Plaintiffs allege that the Act subjects physicians using almost any common method of abortion to a host of severe penalties under Michigan law and it functions as a virtual ban on abortion. (Complaint, ¶ 33) During the first trimester, abortions are performed by “suction curettage” where the physician empties the uterus with suction. In the suction curettage procedure, the physician first dilates the cervix, which is the lower part of the uterus that opens into the vaginal canal, inserts a plastic tube into the uterus, then uses a suction to remove the embryo or fetus and other products of conception. During this procedure, Plaintiffs claim some part of the fetus that is still attached to the remainder of the fetus may pass “beyond the plane of the vaginal introitus,” while the embryo or fetus has one of the indicia of life enumerated in the Act. (Complaint, ¶ 37)
In the second trimester, the method used is “dilation and evacuation” or “D & E.” The physician dilates the cervix and then uses a combination of suction and forceps to draw the fetus out of the uterus. Sometimes the physician withdraws the fetus from the uterus largely intact. At other times, the physician may bring a part of the fetus through the cervix attached to the rest of the fetus in the uterus, and the counter-resistance of the remainder of the fetus against the cervix causes the fetal part to disjoin. In each of these scenarios, part of the fetus with one of the enumerated indicia of life may be “beyond the plane of the vaginal introitus.” The fetus may not be fully extracted when the physician performs the act which results in the death of the fetus. (Complaint, ¶ 38)

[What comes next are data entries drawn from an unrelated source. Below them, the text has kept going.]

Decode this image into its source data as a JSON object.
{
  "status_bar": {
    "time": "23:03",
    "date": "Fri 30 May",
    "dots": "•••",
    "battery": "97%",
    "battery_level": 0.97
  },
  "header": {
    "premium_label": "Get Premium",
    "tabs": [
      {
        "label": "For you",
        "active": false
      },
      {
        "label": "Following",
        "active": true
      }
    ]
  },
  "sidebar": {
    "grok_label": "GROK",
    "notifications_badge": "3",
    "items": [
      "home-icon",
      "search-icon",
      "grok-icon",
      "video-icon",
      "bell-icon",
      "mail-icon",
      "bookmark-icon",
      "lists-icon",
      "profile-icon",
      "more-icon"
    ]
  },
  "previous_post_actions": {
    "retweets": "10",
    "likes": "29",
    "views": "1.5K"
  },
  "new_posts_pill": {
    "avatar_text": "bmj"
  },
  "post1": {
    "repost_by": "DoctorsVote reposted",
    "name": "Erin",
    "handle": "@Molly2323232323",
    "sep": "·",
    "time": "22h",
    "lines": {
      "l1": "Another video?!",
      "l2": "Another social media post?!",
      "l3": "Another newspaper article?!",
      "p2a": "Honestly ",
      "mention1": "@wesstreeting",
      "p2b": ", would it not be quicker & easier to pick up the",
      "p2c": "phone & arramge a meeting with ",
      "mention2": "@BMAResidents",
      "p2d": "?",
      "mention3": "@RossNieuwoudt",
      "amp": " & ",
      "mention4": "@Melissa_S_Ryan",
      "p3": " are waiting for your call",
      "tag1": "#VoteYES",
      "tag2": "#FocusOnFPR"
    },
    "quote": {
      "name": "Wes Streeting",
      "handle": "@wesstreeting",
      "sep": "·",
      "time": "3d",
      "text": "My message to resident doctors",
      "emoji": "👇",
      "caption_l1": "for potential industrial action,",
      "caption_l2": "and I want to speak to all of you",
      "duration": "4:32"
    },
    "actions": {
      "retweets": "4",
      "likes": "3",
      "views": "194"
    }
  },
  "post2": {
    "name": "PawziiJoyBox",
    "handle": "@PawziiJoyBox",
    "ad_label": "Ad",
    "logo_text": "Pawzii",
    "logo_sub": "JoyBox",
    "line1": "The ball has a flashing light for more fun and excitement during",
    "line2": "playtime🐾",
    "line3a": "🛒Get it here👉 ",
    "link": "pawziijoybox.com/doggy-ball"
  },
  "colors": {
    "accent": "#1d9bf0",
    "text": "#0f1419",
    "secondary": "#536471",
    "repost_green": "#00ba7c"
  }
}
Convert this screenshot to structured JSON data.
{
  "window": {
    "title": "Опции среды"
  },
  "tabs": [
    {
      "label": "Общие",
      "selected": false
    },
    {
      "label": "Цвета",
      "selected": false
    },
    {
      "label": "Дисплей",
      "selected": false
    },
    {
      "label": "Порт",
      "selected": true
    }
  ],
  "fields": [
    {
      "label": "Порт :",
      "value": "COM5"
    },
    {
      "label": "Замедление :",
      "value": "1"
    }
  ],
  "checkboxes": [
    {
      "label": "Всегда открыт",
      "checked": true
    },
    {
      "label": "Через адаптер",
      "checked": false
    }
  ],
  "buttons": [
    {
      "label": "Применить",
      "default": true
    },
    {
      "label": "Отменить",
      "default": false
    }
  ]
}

A physician may also perform an abortion using the induction method during the second trimester where the physician induces uterine contractions by administering one of several medicines vaginally, orally, rectally, or into a vein. Sometimes, during this procedure, a part of the fetus with one of the Act’s enumerated indicia of life, may emerge “beyond the plane of the vaginal introitus,” but the fetus is not com *983 pletely expelled. The continued delivery of the fetus would result in its demise. When the fetus cannot be completely expelled, variations of the surgical steps described above must be used to complete the abortion, resulting in the demise of the fetus. (Complaint, ¶ 39)
The suction curettage, D & E and induction abortion methods are used to induce abortion and to treat or complete pregnancy loss. During a pregnancy loss, the embryo or fetus remains in the uterus, while having one of the Act’s enumerated indicia of life, and a physician must employ one of these methods to empty the uterus. (Complaint, ¶ 40) When performing any of the methods, a physician knows that by the end of the procedure the fetus will die. The physician does not focus on when the fetus dies but ensures the complete evacuation of the uterus as quickly and safely as possible for the woman. (Complaint, ¶ 42)
Plaintiffs claim that the Act would criminalize certain actions and omissions by a doctor when delivering a fetus at term. For example, if a physician knows the fetus has no chance of survival during the delivery of a fetus with fatal anomalies at term, the physician generally will not take actions to preserve the life of the fetus where such actions would endanger the woman. If the fetus dies at this state, the physician’s act would be criminal under the Act. (Complaint, ¶ 43)
Plaintiffs claim that two abortion methods involving major abdominal surgery, a hysterectomy, which involves the removal of the uterus, and hysterotomy, involving making a surgical incision through the abdominal wall and into the uterus to deliver the fetus, are not criminalized under the Act. These two methods do not entail the passage beyond the plane of the vaginal introitus. Plaintiffs claim these abortion methods are generally unacceptable as abortion methods except in extremely rare circumstances and are far more dangerous to the woman. (Complaint, ¶ 41)
Plaintiffs assert that the portion of the Act which immunizes physicians from liability for performing a procedure which would harm a perinate, such as a spontaneous abortion or harm to the woman’s life or health, are inadequate and are so limited in their applications which would endanger the lives and health of the pregnant women. The exception found in M.C.L. § 33.1083(2)(a)-(b) does not immune from liability those assisting the physician nor the women procuring abortions. (Complaint, ¶ 4)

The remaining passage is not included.